Gambar: Karya seni lukis pada abad ke-16 yang tersimpan di British Museum, mengilustrasikan tentang peristiwa perjalanan Isra’ Mi’raj.

Sebagai bagian dari perayaan Isra’ Mi’raj, kita bisa memetik beberapa hikmah dari perayaan peristiwa agung yang telah diberitakan al-Quran tersebut. Peristiwa Isra’ Mi’raj mengandung hikmah pada beberapa aspek:

Pertama, aspek akidah atau keyakinan. Dengan pengalaman spiritual kenabian tersebut, Allah ingin menunjukkan kebenaran tentang berita-berita yang disampaikan kepada Nabi, dengan menjadikan Nabi Muhammad SAW menyaksikan sendiri keberadaan surga, neraka, hari pembalasan, malaikat, dan keberadaan Allah SWT. Hal itu juga berarti memantabkan hati, meneguhkan keimanan atau keyakinan kita selaku umat Nabi Muhammad SAW tentang betapa luasnya kemahakuasaan Tuhan.

Memang terjadi banyak perdebatan seputar peristiwa Isra’ Mi’raj sebagai sebuah fakta, terutama jika dilihat dari perspektif rasional dan empiris yang menuntut kebenaran ilmiah suatu fakta dan kesesuaian dengan hukum alam. Namun kebenaran religius mengandaikan pendekatan transendental dan intuitif yang melampui pendekatan rasional dan empiris, sehingga dalam pandangan Islam, kebenaran ilmiah tidak diukur sekedar dari “apa yang tampak inderawi”. Apalagi al-Quran telah menegaskan perihal keterbatasan pengetahuan inderawi manusia itu (Q.S. Al-Isra’: 85) mengenai hal-hal rohani dan alam di balik tabir inderawi manusia.

Untuk itulah, peristiwa Isra’ Mi’raj justru bukti tentang keluasan dimensi alam semesta dalam kekuasaan Ilahi yang tak terbatas, dan segala yang diluar kemampuan nalar manusia biasa untuk menjelaskannya. Itu menjadi ranah agama untuk menjelaskannya agar dapat diterima dengan keimanan secara terbuka terhadap berita-berita kegaiban yang hanya diketahui manusia dengan sangat terbatas, seperti tentang surga, neraka, dan hari akhir.

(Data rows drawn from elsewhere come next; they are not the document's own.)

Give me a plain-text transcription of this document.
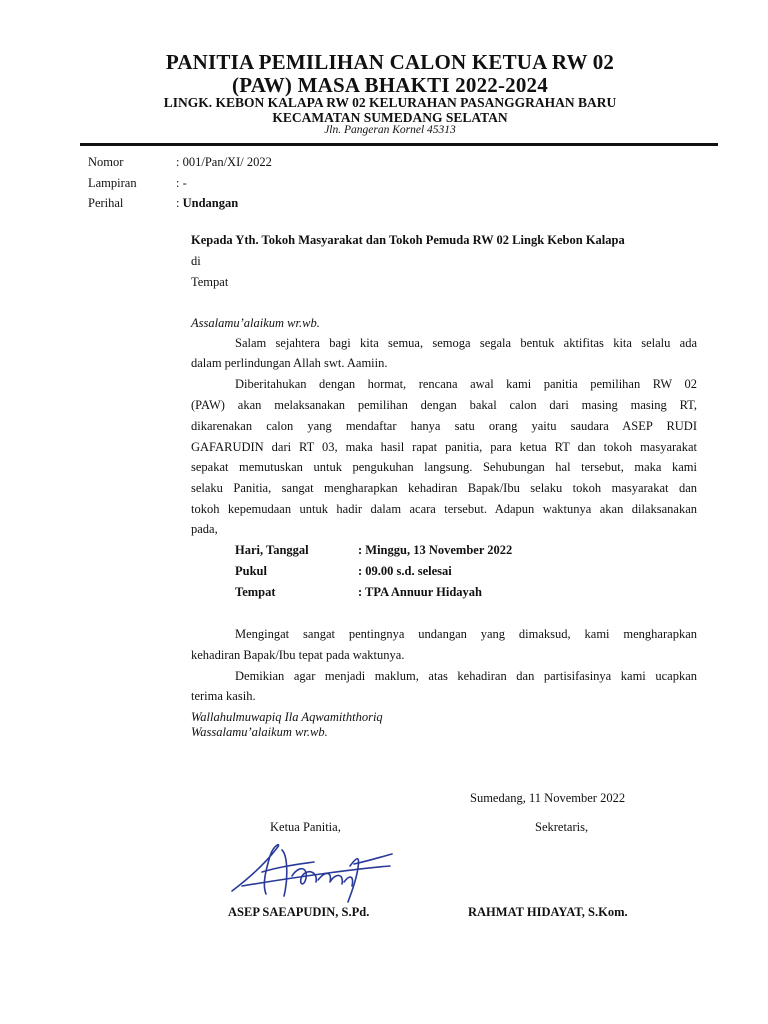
PANITIA PEMILIHAN CALON KETUA RW 02
(PAW) MASA BHAKTI 2022-2024
LINGK. KEBON KALAPA RW 02 KELURAHAN PASANGGRAHAN BARU
KECAMATAN SUMEDANG SELATAN
Jln. Pangeran Kornel 45313
Nomor	: 001/Pan/XI/ 2022
Lampiran	: -
Perihal	: Undangan
Kepada Yth. Tokoh Masyarakat dan Tokoh Pemuda RW 02 Lingk Kebon Kalapa
di
Tempat
Assalamu’alaikum wr.wb.
Salam sejahtera bagi kita semua, semoga segala bentuk aktifitas kita selalu ada
dalam perlindungan Allah swt. Aamiin.
Diberitahukan dengan hormat, rencana awal kami panitia pemilihan RW 02
(PAW) akan melaksanakan pemilihan dengan bakal calon dari masing masing RT,
dikarenakan calon yang mendaftar hanya satu orang yaitu saudara ASEP RUDI
GAFARUDIN dari RT 03, maka hasil rapat panitia, para ketua RT dan tokoh masyarakat
sepakat memutuskan untuk pengukuhan langsung. Sehubungan hal tersebut, maka kami
selaku Panitia, sangat mengharapkan kehadiran Bapak/Ibu selaku tokoh masyarakat dan
tokoh kepemudaan untuk hadir dalam acara tersebut. Adapun waktunya akan dilaksanakan
pada,
Hari, Tanggal	: Minggu, 13 November 2022
Pukul	: 09.00 s.d. selesai
Tempat	: TPA Annuur Hidayah
Mengingat sangat pentingnya undangan yang dimaksud, kami mengharapkan
kehadiran Bapak/Ibu tepat pada waktunya.
Demikian agar menjadi maklum, atas kehadiran dan partisifasinya kami ucapkan
terima kasih.
Wallahulmuwapiq Ila Aqwamiththoriq
Wassalamu’alaikum wr.wb.
Sumedang, 11 November 2022
Ketua Panitia,	Sekretaris,
ASEP SAEAPUDIN, S.Pd.	RAHMAT HIDAYAT, S.Kom.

Kedua, peristiwa Isra’ Mi’raj juga mengandung hikmah pada aspek ibadah. Bagi umat Nabi Muhammad SAW, yang terpenting adalah pesan moral di balik peristiwa Isra’ Mi’raj. Salah satunya, peristiwa ini mengajarkan kita bahwa Tuhan, melalui Nabi Muhammad SAW, hendak menyempurnakan akhlak manusia melalui risalah-risalahnya. Salah satunya adalah perintah shalat yang diterima Nabi Muhammad SAW untuk disampaikan kepada umatnya. Dalam peristiwa Mi’raj tersebut, Allah menyampaikan pesan Nabi Muhammad SAW dan umatnya untuk mendirikan shalat 5 waktu dalam sehari. Dan agama Islam telah menggariskan pentingnya shalat, khususnya shalat 5 waktu, sebagai elemen dasar dalam agama yang sifatnya fardhu. Selain itu, shalat-shalat lainnya yang bersifat sunnah di luar shalat fardhu juga menjadi bagian penting mencapai tujuan moral agama Islam. Salah satu tujuan disyariatkannya shalat adalah untuk menjaga manusia dari terjerumus dalam hal-hal yang menciptakan kelaliman dan merusak kehidupannya (Q.S. Al-Ankabut: 45).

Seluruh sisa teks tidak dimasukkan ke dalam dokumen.